Indeed, in 2005, a 13-foot (4-meter) Burmese python literally busted its gut eating a 6-foot-long (2-meter-long) American alligator. Writes my colleague Victoria Jaggard:
“Wildlife researchers with the South Florida Natural Resources Center found the dead, headless python in October 2005 after it apparently tried to digest a six-foot-long (two-meter-long) American alligator. The mostly intact dead gator was found sticking out of a hole in the midsection of the python, and wads of gator skin were found in the snake’s gastrointestinal tract. The gruesome discovery suggests that the python’s feisty last meal might have been simply too much for it to handle.”
A year later, firefighters in the Malaysian village of Jabor were called in to remove a bloated python that had eaten a pregnant sheep, National Geographic News reported in 2006.
The reptile had swallowed an entire pregnant sheep and was too full to slither away and digest its supersize meal.

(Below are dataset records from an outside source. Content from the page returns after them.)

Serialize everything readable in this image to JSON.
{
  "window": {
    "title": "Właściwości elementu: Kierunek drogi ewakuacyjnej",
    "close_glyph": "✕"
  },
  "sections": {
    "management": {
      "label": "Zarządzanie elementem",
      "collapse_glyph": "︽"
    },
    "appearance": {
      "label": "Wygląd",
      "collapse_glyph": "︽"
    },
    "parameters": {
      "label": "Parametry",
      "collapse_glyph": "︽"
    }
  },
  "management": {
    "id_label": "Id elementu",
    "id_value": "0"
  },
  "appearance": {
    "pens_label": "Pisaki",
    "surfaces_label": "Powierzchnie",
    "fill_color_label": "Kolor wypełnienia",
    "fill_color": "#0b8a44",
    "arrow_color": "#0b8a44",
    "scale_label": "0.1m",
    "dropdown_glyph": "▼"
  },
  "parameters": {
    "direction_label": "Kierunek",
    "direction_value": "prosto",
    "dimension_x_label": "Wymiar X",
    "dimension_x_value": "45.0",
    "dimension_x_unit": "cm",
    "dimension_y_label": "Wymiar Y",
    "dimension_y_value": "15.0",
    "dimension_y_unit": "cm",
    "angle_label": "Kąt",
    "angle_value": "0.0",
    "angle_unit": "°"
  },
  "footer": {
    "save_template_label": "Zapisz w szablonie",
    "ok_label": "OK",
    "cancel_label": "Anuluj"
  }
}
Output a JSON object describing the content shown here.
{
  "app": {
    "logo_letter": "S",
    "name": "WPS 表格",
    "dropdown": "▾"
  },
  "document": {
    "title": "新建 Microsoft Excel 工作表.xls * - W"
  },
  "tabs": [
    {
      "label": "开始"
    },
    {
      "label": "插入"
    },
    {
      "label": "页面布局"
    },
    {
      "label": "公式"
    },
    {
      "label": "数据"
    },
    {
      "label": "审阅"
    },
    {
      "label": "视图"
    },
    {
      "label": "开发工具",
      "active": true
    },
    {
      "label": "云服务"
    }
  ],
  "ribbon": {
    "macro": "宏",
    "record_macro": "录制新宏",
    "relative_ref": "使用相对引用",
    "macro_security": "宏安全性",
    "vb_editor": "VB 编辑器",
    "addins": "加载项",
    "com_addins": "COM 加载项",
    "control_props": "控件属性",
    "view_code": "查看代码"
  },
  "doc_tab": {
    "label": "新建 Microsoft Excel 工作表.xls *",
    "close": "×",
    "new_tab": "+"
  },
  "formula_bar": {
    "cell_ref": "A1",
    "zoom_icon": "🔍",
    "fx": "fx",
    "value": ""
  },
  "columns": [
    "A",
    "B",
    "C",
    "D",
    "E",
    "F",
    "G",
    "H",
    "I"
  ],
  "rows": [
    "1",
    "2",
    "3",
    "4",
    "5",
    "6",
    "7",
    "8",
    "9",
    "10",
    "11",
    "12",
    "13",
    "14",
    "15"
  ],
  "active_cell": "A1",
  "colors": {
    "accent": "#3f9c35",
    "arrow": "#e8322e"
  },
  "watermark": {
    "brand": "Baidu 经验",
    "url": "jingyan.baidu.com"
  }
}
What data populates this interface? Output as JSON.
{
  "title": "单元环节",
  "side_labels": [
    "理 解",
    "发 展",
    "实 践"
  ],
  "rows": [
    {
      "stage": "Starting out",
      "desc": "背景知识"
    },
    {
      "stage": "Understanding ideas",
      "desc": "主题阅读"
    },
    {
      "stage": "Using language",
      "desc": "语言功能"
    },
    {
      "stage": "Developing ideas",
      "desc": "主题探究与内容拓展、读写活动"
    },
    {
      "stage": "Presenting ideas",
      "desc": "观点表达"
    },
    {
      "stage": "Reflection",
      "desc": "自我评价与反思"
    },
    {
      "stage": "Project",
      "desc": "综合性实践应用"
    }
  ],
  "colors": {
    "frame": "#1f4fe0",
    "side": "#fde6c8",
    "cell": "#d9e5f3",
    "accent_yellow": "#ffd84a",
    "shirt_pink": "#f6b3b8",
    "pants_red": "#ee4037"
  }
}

But the stress of being captured likely triggered the python to purge—it eventually regurgitated the dead ewe, we reported.
Yet my favorite story of a python with eyes too big for its stomach is that of Houdini, a 12-foot (3.5-meter) Burmese python that ate a queen-size electric blanket, complete with electrical cord and control box, in 2006.
The blanket’s wiring extended through about 8 feet (2.5 meters) of digestive tract of the 60-pound (27-kilogram) reptile—which, miraculously, lived. The blanket probably got tangled up with the snake’s rabbit dinner, owner Karl Beznoska of Ketchum, Idaho, told the Associated Press at the time.
Now that’s what you call a shocking situation.